Im Juli 1505 geriet der Jurastudent Martin Luther bei Stotternheim in der Nähe von Erfurt in ein Gewitter. Er rief die heilige Anna um Hilfe an und gelobte, Mönch zu werden, sollte er das Unwetter überleben. Rund zwei Wochen später trat der junge Mann in das Kloster der Erfurter Augustiner-Eremiten ein - nicht zur Freude seiner Eltern, die für ihn eine andere Zukunft planten mit einer Familie und einer möglichst guten Position in der Welt.
Das Ende seiner Ordenslaufbahn war dagegen eher unspektakulär. Knapp 20 Jahre später, am 9. Oktober 1524, legte der Reformator sein Ordenskleid ab und trug fortan weltliche Kleidung. Mit dem Wechsel seiner Kleidung gab Luther nach außen zu verstehen, dass er sich nicht mehr als Mönch betrachtete. Warum Luther ausgerechnet diesen Tag für ein solches Statement aussuchte, ist nicht bekannt.
Tatsächlich vollzog sich Luthers Ausstieg aus dem Ordensleben in mehreren Etappen. Nachdem er 1517 mit seinen Thesen zum Ablasswesen bekannt und berühmt wurde, hatte er in vielen weiteren Schriften sein neues Verständnis von Kirche dargelegt. 1521 - während seines Aufenthalts auf der Wartburg bei Eisenach - schrieb er über die Gelübde, die Mönche und Nonnen ablegen, und erklärte sie für unvereinbar mit der neuen evangelischen Freiheit.
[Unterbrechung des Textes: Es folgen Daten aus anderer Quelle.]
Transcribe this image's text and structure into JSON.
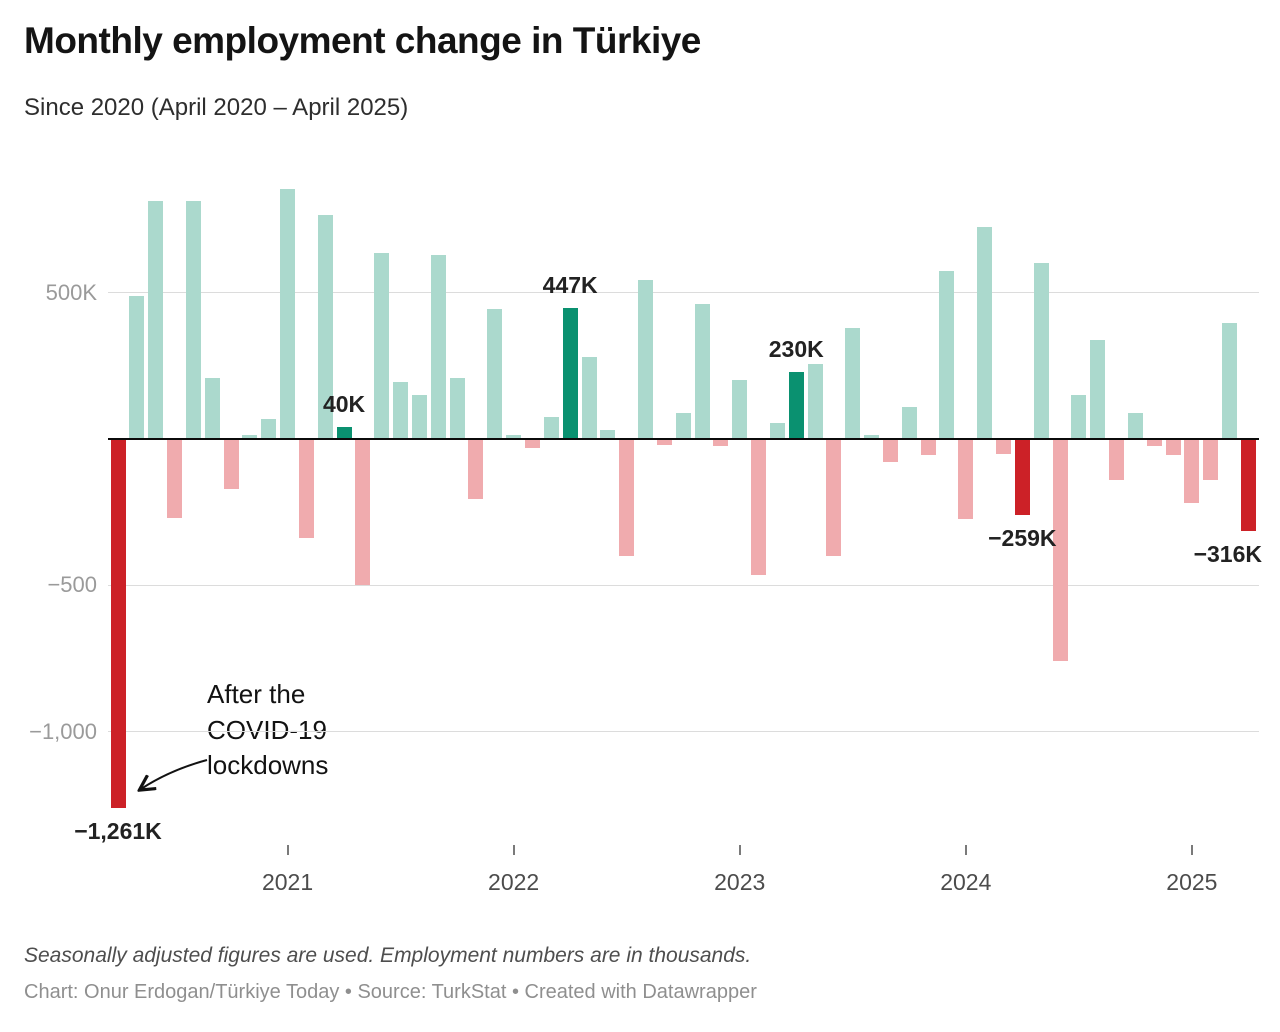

Martin Luther kehrte ins Kloster zurück
Die meisten Mönche und Nonnen, die - wie viele andere Menschen damals auch - Martin Luther als inspirierenden, innovativen Seelsorger für die Nation betrachteten, verließen in Folge ihre Klöster. Das traf allerdings nicht auf alle zu. Die Nürnberger Nonne Caritas Pirckheimer wehrte sich dagegen, als ihr Klarissenkloster 1525 im Zuge der Reformation aufgelöst wurde. Und sie war kein Einzelfall.
Auch in Wittenberg leerte sich das Kloster der Augustiner-Eremiten, zu denen Luther gehörte. Und was tat der Reformator? Genau das Gegenteil. Er nahm wieder Wohnung in seinem Kloster, legte sein Ordenskleid an und ließ sich eine Tonsur scheren, als er von der Wartburg im März 1522 nach Wittenberg zurückkehrte.
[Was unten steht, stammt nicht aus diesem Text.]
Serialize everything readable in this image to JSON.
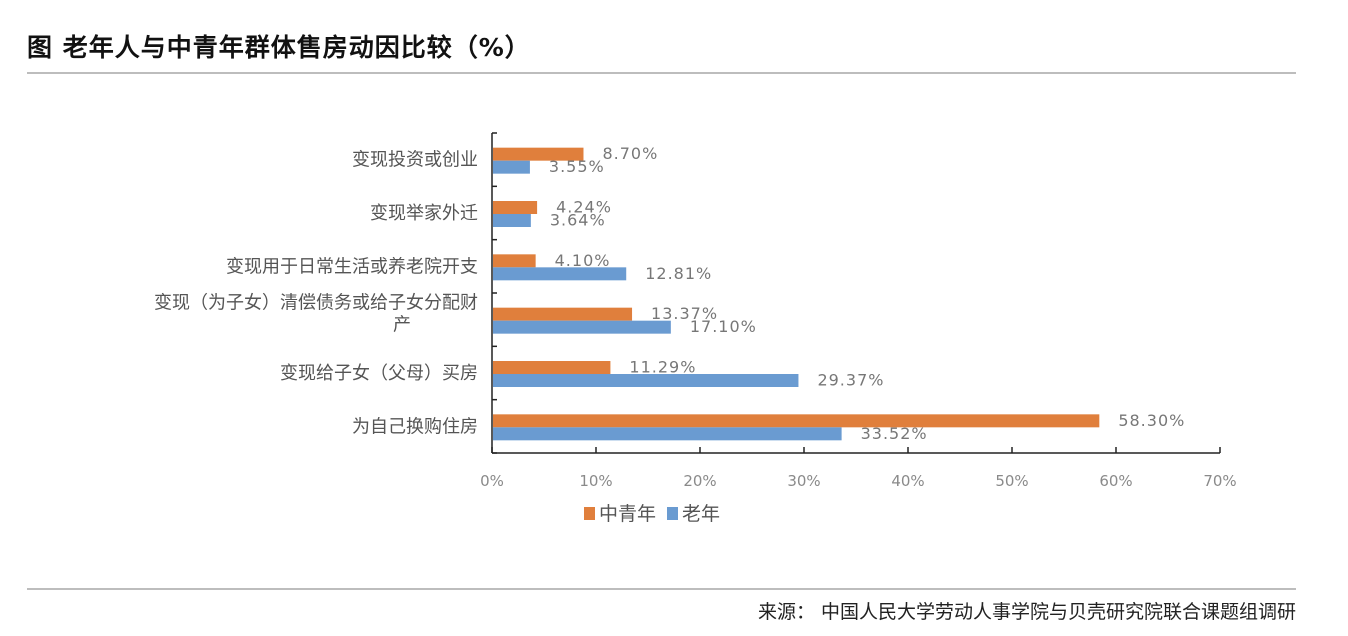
{
  "title": "图  老年人与中青年群体售房动因比较（%）",
  "source": "来源：  中国人民大学劳动人事学院与贝壳研究院联合课题组调研",
  "chart_data": {
    "type": "bar",
    "orientation": "horizontal",
    "categories": [
      [
        "变现投资或创业"
      ],
      [
        "变现举家外迁"
      ],
      [
        "变现用于日常生活或养老院开支"
      ],
      [
        "变现（为子女）清偿债务或给子女分配财",
        "产"
      ],
      [
        "变现给子女（父母）买房"
      ],
      [
        "为自己换购住房"
      ]
    ],
    "series": [
      {
        "name": "中青年",
        "color": "#E07F3C",
        "values": [
          8.7,
          4.24,
          4.1,
          13.37,
          11.29,
          58.3
        ],
        "labels": [
          "8.70%",
          "4.24%",
          "4.10%",
          "13.37%",
          "11.29%",
          "58.30%"
        ]
      },
      {
        "name": "老年",
        "color": "#6A9BD1",
        "values": [
          3.55,
          3.64,
          12.81,
          17.1,
          29.37,
          33.52
        ],
        "labels": [
          "3.55%",
          "3.64%",
          "12.81%",
          "17.10%",
          "29.37%",
          "33.52%"
        ]
      }
    ],
    "xlim": [
      0,
      70
    ],
    "xticks": [
      "0%",
      "10%",
      "20%",
      "30%",
      "40%",
      "50%",
      "60%",
      "70%"
    ],
    "grid": false,
    "legend": "bottom"
  }
}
Dort hatte er nämlich für ein knappes Jahr keine Ordenskleidung getragen, weil dies für sein Überleben wichtig war. Auf dem Reichstag von Worms wurde er im April 1521 wegen seiner Schriften als vogelfrei erklärt. Sein Landesherr, der sächsische Kurfürst Friedrich der Weise, ließ ihn deshalb auf der Rückreise kidnappen und zu seiner Sicherheit auf der Wartburg verstecken. Dort lebte Luther dann ein Jahr als Junker Jörg in Kleidung, die seinem Stand angemessen war. Er ließ sich einen Bart und das Haupthaar wachsen, damit er nicht als Mönch zu erkennen war.
Viel Platz für ein neues Leben
Auch nachdem Martin Luther über den Kleidungswechsel mitgeteilt hatte, das er sich nicht mehr dem Ordensstand zugehörig fühlte, blieb er nun in dem Kloster wohnen. Die anderen Mönche waren bereits ausgezogen. So war, nach seiner Hochzeit mit Katharina von Bora im Juni 1525, viel Platz für Luthers neues Leben als Ehemann und Familienvater.
Der Orden der Augustiner-Eremiten geriet durch die Reformation in eine schwere Krise, konnte sich aber gegen Ende des 16. Jahrhunderts wieder stabilisieren und wachsen. Dennoch ist der Augustinerorden noch immer nicht gut auf Luther zu sprechen. Das zeigt etwa ein Beitrag des amtierenden Generalpriors des Augustinerordens, Alejandro Moral Anton, in der Vatikanzeitung "Osservatore Romano" im Oktober 2017. Anton äußerte sich kurz vor dem Gedenken an den Beginn der Reformation vor 500 Jahren.
"Enormer Schaden"
Luther habe sich nicht nur persönlich von den Augustinern abgewandt, sondern das Ordensleben an sich "mit aller Kraft verdammt" und eine Massenflucht aus den Klöstern mitbefördert. "Der Schaden für den Orden und das religiöse Leben in Deutschland war enorm", konstatierte der Generalprior.